There is nothing the media like more than an anniversary. It's an easy way to tell a story again, to look back and see how the world has changed between then and now. Sometimes it can feel like a reach - I don't know about you, but the 50th anniversary of Barbie, which sent thousands wild with excitement in 2009, left me a little cold. I couldn't bring myself to celebrate a half-century of a plastic doll that makes little girls think they haven't lived unless they have a set of pink luggage, improbably blonde hair and a body based on male fantasy.

On the other hand, I loved the ten-years-since-Britpop media feeding frenzy. All those memories of bad haircuts and Oasis gigs where Liam Gallagher always looked like he was on the verge of headbutting everyone, on stage and off - ah, those were the days.
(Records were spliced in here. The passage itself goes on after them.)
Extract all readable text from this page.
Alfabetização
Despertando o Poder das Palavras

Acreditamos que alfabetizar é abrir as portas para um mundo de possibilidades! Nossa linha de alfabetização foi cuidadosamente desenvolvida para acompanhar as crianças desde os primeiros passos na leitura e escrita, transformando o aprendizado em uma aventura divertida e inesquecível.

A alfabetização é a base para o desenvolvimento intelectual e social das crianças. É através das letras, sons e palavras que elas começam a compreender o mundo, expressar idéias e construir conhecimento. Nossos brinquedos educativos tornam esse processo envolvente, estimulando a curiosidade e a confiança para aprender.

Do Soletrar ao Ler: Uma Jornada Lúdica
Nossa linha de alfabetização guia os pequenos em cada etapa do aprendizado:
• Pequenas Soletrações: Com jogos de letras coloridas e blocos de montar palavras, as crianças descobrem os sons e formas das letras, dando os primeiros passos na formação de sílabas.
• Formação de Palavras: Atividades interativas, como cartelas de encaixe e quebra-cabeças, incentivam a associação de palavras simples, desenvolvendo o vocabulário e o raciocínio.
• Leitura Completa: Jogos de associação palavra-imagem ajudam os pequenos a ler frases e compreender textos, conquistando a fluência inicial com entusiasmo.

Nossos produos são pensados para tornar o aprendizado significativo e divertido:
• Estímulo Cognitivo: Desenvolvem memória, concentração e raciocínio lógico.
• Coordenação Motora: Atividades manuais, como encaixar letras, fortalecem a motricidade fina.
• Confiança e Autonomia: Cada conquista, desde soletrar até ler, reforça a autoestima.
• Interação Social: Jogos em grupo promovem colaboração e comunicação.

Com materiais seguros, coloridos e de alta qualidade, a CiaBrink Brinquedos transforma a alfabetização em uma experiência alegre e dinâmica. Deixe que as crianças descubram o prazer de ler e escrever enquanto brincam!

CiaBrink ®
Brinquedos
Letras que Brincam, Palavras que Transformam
But I doubt that anyone who wasn't aged between 12 and 16 in the Britpop era was bothered by the fact that a decade had passed since "Roll With It" was a hit. That's the problem with anniversaries: they mean so much more to people who were directly involved in the original event than anyone else.

We've got a big one on our hands at the moment. Ten years on from the 11 September 2001 attacks, every media organisation on earth has the opportunity to mull over the violent events of that day and the decade that followed. Apparently magazines in New York competed over how they would cover the occasion. It's no bad thing. Sometimes we forget to remember, and we all know that's when things can go horribly wrong. And that
day, perhaps more than any other in living memory, led to a string of events many wish had never happened. Commemorating is an opportunity to mourn, and to hope that nothing similar ever happens again. It always does, though. Damn history, with its habit of repeating itself.

The word, by the way, comes from the Latin anniversarium, meaning to return annually, from annus (year) and vertere (to return). Somehow the idea of returning is a good one. It is not about using the event for one's own purposes, or drawing false lessons from it, but returning, again and again, to the day itself, in all its horror and unreality.